The family sifts through the piles of garbage with admirable efficiency using irons with a slightly curved tip. They eagerly search for anything that might have some value, which their years of living with garbage have taught them to recognize even when night threatens to come. Cardboard and aluminum cans are scrupulously collected to be sold to some industries that take advantage of them for recycling, but they are also on the lookout for some other treasures that they take advantage of for themselves, such as clothes, old shoes, or even food scraps. They divide the tasks, the men climb to the top of the piles and send what they find to the ground, while the women work at the bottom and make piles with the garbage properly separated. It is still the women who wrap the cardboard and aluminum cans in cloths that they place over their heads to carry to the tents where they live, to sell them the next day. What they keep for themselves, such as tattered pieces of clothing, rags, and food scraps are often traded with other groups at the dump. Here, inside the dump, there is no circulation of money, there is only a barter economy among the scavengers. Even the water they drink is exchanged for work. The trucks that bring waste from poultry farms and cattle ranches also carry water for the scavengers to wash their containers here before returning and it is this water that they use to drink.

They work in silence and in an almost mechanical way, as if all the words had already been said and everyone knew what to do without any further need for questions or comments. The only noise that can be heard is the cavernous coughing of almost all of them, denoting lungs affected by the unhealthy environment and by inhaling toxic fumes for several years. The permanent smoke and heavy silence add to the feeling of desolation, as if we were walking through the trenches of a lost war. Yes, it seems like the end of the world, because it is hard to conceive of such harsh and adverse conditions for a human being to work and live.
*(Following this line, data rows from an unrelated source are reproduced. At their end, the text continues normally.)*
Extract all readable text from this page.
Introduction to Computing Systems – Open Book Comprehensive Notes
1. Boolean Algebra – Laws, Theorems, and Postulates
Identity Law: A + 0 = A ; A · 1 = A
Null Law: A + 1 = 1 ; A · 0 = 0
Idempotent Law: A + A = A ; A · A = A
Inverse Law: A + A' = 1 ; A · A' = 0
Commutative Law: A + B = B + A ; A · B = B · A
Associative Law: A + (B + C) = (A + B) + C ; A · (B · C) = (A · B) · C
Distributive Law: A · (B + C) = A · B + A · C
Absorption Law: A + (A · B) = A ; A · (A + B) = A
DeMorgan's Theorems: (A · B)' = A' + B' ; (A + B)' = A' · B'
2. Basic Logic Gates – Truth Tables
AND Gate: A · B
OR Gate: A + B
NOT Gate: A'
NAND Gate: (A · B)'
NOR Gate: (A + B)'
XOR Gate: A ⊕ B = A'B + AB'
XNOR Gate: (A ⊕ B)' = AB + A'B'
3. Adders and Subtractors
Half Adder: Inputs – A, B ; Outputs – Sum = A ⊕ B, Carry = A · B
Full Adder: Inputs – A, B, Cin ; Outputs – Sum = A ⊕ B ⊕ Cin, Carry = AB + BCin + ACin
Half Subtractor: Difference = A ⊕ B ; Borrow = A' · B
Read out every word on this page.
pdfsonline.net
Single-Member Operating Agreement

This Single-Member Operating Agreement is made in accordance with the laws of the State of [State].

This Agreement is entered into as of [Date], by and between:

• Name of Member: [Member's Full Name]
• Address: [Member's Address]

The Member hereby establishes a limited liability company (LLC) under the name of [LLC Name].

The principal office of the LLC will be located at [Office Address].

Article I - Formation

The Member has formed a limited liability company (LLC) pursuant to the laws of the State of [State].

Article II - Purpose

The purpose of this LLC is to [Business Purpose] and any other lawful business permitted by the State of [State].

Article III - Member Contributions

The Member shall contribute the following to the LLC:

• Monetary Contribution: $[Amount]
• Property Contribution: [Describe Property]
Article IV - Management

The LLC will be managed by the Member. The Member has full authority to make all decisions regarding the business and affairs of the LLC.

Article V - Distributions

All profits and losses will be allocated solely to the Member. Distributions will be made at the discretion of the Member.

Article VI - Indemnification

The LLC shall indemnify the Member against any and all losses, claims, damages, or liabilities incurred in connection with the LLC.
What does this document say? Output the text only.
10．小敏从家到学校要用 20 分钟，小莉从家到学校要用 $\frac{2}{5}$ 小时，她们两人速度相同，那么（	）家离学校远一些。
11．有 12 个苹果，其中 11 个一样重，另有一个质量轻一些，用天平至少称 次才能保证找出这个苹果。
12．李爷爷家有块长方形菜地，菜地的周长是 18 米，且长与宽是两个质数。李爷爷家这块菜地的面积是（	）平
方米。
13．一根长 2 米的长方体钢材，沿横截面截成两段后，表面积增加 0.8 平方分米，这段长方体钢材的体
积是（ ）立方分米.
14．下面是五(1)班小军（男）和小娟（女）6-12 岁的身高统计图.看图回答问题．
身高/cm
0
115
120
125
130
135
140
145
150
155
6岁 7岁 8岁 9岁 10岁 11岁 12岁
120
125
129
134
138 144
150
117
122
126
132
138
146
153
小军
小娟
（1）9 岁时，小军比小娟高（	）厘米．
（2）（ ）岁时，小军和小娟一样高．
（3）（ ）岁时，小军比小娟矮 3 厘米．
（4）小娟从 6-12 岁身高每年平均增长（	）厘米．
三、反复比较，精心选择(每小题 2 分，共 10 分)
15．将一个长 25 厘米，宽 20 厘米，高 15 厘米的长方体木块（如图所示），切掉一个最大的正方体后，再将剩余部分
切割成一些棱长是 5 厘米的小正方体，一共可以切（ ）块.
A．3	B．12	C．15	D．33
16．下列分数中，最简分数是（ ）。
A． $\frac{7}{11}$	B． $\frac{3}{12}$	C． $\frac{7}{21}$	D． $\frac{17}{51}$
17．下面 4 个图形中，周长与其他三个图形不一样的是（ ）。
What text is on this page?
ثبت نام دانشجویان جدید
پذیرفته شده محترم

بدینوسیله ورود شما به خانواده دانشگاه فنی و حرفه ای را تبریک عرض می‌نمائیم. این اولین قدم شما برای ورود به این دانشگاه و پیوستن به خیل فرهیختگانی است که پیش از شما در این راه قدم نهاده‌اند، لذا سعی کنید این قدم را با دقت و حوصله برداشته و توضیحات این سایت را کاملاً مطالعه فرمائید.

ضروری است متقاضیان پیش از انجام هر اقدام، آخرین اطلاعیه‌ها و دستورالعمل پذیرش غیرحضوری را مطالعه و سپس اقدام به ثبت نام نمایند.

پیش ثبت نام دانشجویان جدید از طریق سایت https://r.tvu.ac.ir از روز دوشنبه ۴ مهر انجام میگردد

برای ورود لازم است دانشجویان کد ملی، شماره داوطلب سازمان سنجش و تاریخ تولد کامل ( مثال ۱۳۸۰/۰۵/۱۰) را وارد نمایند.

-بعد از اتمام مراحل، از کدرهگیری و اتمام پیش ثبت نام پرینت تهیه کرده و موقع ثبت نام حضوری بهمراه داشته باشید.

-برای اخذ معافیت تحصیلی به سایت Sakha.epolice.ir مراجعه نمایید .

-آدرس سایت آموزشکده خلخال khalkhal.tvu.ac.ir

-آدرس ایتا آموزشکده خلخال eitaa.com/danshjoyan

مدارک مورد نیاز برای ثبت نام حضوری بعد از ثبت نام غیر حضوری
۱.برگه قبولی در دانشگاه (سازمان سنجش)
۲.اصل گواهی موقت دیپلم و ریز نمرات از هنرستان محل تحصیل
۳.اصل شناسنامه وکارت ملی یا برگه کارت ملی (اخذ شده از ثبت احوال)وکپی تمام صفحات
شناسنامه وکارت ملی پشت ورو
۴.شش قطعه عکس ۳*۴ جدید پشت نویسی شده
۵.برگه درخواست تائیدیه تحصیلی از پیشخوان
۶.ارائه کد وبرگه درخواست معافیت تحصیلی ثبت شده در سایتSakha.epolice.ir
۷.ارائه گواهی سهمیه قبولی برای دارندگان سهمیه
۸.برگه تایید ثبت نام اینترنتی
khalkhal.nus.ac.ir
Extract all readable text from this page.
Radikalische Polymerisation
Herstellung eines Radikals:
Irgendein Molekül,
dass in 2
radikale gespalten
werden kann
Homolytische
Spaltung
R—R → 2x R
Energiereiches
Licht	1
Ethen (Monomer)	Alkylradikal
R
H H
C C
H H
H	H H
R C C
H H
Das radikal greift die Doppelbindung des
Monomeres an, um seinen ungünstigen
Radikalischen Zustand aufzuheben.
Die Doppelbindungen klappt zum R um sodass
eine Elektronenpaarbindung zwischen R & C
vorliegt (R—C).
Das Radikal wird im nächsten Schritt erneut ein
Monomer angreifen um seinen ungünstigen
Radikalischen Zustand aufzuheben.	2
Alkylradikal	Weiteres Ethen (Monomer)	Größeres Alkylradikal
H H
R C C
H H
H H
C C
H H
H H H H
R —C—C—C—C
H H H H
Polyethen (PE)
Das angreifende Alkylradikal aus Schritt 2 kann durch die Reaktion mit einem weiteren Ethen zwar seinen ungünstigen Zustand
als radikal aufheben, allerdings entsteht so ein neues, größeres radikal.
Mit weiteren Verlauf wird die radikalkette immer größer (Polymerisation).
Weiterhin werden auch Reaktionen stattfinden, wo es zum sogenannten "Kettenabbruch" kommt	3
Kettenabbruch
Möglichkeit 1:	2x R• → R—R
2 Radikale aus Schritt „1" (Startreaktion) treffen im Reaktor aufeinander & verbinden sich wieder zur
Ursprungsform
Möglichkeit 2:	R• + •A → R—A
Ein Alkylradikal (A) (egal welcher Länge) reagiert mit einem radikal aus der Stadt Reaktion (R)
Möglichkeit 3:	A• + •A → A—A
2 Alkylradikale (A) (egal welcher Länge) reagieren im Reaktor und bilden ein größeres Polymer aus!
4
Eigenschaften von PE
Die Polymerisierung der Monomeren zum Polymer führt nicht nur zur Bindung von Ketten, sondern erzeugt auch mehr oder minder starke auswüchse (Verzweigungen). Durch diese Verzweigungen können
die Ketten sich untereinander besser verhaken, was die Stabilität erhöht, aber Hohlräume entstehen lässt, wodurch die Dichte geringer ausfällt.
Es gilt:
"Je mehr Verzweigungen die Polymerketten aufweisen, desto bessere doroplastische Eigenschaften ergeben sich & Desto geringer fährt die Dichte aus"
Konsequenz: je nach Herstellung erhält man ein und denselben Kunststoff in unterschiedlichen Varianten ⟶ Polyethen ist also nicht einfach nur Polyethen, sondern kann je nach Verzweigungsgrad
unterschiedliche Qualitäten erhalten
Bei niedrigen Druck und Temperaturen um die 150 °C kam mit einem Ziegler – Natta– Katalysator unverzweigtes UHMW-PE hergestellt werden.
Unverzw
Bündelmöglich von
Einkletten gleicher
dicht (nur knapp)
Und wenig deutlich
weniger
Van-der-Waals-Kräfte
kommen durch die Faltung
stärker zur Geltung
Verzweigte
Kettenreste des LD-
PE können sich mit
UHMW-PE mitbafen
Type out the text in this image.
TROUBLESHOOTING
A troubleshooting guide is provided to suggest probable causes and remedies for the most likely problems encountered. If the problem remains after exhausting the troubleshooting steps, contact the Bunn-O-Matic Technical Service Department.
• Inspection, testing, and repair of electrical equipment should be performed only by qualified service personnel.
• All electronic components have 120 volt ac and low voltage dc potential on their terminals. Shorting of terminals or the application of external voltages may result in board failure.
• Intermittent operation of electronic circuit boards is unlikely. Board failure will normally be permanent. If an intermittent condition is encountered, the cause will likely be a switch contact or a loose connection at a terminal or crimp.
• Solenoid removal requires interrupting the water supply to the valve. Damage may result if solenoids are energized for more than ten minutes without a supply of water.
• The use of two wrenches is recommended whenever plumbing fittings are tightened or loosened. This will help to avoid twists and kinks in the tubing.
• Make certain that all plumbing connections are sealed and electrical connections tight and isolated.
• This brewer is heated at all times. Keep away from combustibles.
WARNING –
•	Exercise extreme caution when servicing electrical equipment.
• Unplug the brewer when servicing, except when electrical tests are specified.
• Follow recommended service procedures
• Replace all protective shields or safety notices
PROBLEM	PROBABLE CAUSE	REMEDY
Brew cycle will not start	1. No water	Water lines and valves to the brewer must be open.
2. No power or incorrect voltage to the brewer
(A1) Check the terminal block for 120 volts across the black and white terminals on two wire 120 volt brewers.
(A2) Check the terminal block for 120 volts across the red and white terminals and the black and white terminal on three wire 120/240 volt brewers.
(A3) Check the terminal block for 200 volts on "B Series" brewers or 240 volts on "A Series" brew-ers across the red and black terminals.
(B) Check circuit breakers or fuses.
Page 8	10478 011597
Still, it is easy to stumble upon a smile, open, frank and true. Even so I felt safe here at the end of the world, where people are after all good on the inside but miserable on the outside. Yet I found and witnessed unity and mutual help in this family, despite the hard work and obvious fatigue.

Ana, the youngest daughter is pregnant. She doesn't know how long she is pregnant, she just keeps working until her day comes. Jorge, the eldest son, is practically blind after having had conjunctivitis for more than 3 months. The father, the one with the most persistent and cavernous cough, blaming the inevitable lung disease that has most likely already affected him. One of the granddaughters, only two years old, knows only this life and this landscape and no longer reacts to the dozens of flies that land with impunity all over her body.  Everyone bears the marks of wounds that took too long to heal, even the dog that faithfully accompanies the family.

Work here is ruled by the shuttle of garbage trucks, even when it rains. The last unloads happen just as the sun is setting on the horizon, when the family is transformed into indistinct silhouettes that resemble soldiers and the garbage is an amalgam that is difficult to distinguish. Only after the last pile is finished do they retire to the flimsy tents set up right next to them, where they make campfires to cook something they have gathered during the day, ward off the jackals that prowl around the camp, and light up the dark night that falls over the plain.

More than during the day, they are even more forgotten at night, when even the garbage trucks don't come here.